Areas of Research

The 2022 CSNR Summer Fellowship Program, June 6 through August 12, 2022, will be the 17th year of this intense, innovative exploration of applications of nuclear energy in space. Because of the continued course of the Covid-19 pandemic, we will be conducting the 2022 CSNR Summer Program as a hybrid internship. Stipends being offered this year for the 10-week session to $6500 for undergraduate juniors and seniors, $8000 for MS candidates and $9000 for PhD candidates. Housing will be provided to interns who choose the in-person internship.

The challenges we’ll tackle during the 2022 CSNR Summer Program will involve the operational dynamics of an NTP rocket and the behavior of the fuel in the NTP reactor.

Future human exploration of Mars and the outer solar system will require the use of nuclear energy to reduce travel time and thus the exposure of the crew to energetic protons (i.e. cosmic rays and solar flares) in space. Such a reduction in travel time cannot be achieved using conventional rockets because of the lower exhaust velocities of the combustion gasses. There are several concepts for attaining higher exhaust velocities (i.e. higher specific impulse) through the use of nuclear energy. All of these concepts are in an early stage of development. Some nuclear space propulsion concepts involve acceleration of ionized particles or plasmas by electrostatic fields. While such concepts achieve high specific impulse, the thrust produced is so small that a long duration burn is required to attain the change in velocity needed. The propulsion concept that been most developed is Nuclear Thermal Propulsion (NTP), a very high temperature reactor in which hydrogen is heated from 20 K to about 2700 K before exiting through a nozzle at about 10 km/s, producing a specific impulse of about 900 s, nearly double that of conventional rockets. Such reactors were tested in the 1960s and early ‘70s in Nevada with varying degrees of success. Since 2018 NASA has been sponsoring renewed research, some at the INL and CSNR, to develop nuclear fuels for such very high temperature, high specific impulse reactors.

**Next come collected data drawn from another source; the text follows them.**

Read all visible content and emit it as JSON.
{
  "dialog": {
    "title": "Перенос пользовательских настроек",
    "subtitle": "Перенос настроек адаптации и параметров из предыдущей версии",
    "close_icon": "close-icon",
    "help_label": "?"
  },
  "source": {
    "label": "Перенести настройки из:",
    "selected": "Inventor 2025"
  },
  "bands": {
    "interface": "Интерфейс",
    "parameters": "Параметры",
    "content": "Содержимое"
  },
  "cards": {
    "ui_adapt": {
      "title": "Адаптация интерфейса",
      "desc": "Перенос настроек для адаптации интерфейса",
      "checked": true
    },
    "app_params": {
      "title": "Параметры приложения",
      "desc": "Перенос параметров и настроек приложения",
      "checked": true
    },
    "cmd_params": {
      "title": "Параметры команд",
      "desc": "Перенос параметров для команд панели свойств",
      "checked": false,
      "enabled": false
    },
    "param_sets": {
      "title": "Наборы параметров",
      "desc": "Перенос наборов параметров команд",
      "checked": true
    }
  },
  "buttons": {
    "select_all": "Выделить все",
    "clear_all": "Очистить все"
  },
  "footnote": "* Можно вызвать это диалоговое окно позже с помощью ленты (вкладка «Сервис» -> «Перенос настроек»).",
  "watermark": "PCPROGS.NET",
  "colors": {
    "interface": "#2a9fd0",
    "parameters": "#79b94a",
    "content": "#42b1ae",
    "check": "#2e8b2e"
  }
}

  • A mission to Mars lasting 300 days requires four burns of the NTP system. Since these burns last only 20 or 30 minutes, the fission product inventory of the reactor is far from equilibrium and dependent on the previous operating history. During operation the hydrogen propellant/coolant diffuses into the W-Re coolant tubes, where temperatures exceed 2700 K. At these temperatures the solubility of W-Re for hydrogen is high and a significant amount of hydrogen is absorbed. When the reactor is shut down at the end of its required burn, the coolant channels cool rapidly because of residual hydrogen flow in the channels and through blackbody radiation to space. As the flow channel tubing cools rapidly, the solubility and the diffusion coefficient of hydrogen in the W-Re tube decrease by several orders of magnitude. The reduced diffusion rates coupled with the short time for diffusion during shutdown at elevated temperature prevents the hydrogen from diffusing out of the tube, so the tube is left with a concentration of hydrogen in its lattice, significantly in excess of its reduced solubility. This creates high pressures within voids, microcracks and grain boundaries of the tubing. Experiments on nuclear fuels and other materials have shown that overly-rapid cooling leads to hydrogen bubbles causing grain boundary decohesion. The goal of this task will be to model this decohesion mechanism to determine the maximum cooling rate in candidate tubing materials to prevent cooling tube failure. Rapid startup and shutdown transients in an NTP reactor impose non-equilibrium thermal conditions during which dissolved quantities of the hydrogen coolant may exceed solubility limits, particular along grain boundaries.
  • During the first NTP burn cycle the flow tubes will experience radial creep in the flow tubes at the high temperature end where temperatures exceed 2000K driven by the internal pressure. This creep will proceed until any gap between the flow tube and the fuel element is closed and intimate contact will occur. At this point the fuel will reinforce the flow tubes in resisting the hoop and axial stresses and reduce the creep deformation rates in the flow tubes. The intimate contact will eliminate the need for radiation heat transfer between fuel and flow tubes. The flow tubes and the uranium, zirconium carbide fuel elements have substantially different coefficients of thermal expansion, elastic modulus and Poisson’s ratio, so that the cooling of the flow tubes after reactor shutdown will create substantial thermal stresses. The thermal stresses in the flow tube will hit a maximum at the exit end when the temperature has cooled to 600K, where a large delta T of cooling has occurred during shutdown. This is also the temperature where the ductile to brittle transformation of irradiated refractory alloysbegins to occur.

The Summer Fellows are divided into teams, based on the different fields of expertise needed by each project. The Summer Program gives the CSNR Summer Fellows a chance to explore fields beyond those within their majors, so that nuclear, chemical and aerospace engineers have an opportunity to learn a cross-disciplinary approach to some challenging, real-world problems.

During the summer, the Fellows will be asked to make short presentations of the results of their research and a final oral/written presentation to the laboratory management.